If Yahoo go it alone for the future they will really need to pull something out the bag to survive. Major changes will be needed and they must come up with a way to better monetise all the page views and eyeballs they get on their expanse of web properties.

It’s surely not that difficult to strategise a way to make better profits out of what is still one of the best web properties around?

Mike Arrington over a Techcrunch has a great article with his usual insider insight on the Microsoft-Yahoo merger. He believes that today will be the day for an announcement of sorts.

He’s also got some very relevant points about what might happen if Google got into bed with Yahoo. Go have a read!

So finally after months of speculation that this was coming (me too) Microsoft have bitten the bullet and written a letter (via Guardian) to the Yahoo board to show their intention to buy them.

It’s a handsome offer as well, $44.6B in cash and shares, that’s 62% up on Yahoo’s closing share price from yesterday. I guess this means MS are really serious, I’m sure they could have put in a lower bid but this bid should make it very difficult to turn down by Yahoo as it’s extremely attractive to their shareholders. I hope it’s the right play for MS sake, if it’s not and Yahoo really is slowly dying as many have said then they could be buying a very expensive load of traffic.
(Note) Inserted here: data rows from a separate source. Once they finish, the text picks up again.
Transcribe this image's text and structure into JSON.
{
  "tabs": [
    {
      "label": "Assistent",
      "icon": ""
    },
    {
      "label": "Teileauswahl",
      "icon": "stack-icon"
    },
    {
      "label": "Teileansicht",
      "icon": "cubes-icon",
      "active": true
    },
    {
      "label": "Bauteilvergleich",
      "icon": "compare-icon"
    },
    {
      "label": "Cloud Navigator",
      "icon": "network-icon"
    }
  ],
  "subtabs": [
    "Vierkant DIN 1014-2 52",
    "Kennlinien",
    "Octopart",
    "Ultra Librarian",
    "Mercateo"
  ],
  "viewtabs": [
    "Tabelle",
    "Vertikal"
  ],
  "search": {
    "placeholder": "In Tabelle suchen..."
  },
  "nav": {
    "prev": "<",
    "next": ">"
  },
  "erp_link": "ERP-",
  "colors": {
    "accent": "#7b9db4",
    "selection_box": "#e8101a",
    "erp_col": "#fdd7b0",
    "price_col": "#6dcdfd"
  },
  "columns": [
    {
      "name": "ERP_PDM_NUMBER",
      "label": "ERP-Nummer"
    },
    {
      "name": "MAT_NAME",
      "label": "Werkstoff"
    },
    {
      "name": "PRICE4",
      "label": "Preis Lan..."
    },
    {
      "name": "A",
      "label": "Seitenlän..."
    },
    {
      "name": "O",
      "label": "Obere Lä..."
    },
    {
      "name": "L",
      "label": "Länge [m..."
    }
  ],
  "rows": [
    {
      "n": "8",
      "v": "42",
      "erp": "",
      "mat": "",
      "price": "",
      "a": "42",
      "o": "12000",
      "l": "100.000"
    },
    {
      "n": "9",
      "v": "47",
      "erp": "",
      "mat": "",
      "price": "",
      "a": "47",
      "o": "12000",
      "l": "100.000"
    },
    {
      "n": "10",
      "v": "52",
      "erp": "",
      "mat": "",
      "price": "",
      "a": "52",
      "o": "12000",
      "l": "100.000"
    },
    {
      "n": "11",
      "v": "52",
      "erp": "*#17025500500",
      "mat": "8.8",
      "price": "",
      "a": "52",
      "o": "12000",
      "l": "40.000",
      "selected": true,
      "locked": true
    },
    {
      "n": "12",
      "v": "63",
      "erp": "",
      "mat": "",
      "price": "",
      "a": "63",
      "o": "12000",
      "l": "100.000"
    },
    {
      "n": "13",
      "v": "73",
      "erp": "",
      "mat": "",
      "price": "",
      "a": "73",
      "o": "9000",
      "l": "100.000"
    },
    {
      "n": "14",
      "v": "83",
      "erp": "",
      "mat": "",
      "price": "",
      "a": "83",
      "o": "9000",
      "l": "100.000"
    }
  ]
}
There’s a very brief response from Yahoo here

A conference call is being held at 8.30 EST in the U.S., should be more news after that. Techcrunch UK rightly mentions that a deal this big will see a great deal of scrutiny from Euro regulators (possibly putting Google/Doubleclick in the shade).

Will a deal like this produce a competitor for Google? Well maybe in terms of traffic and eyeballs but not in terms of search relevance, advertising technology, ad dollars earned, innovation or any of the other good things you can measure such companies on. This could get interesting!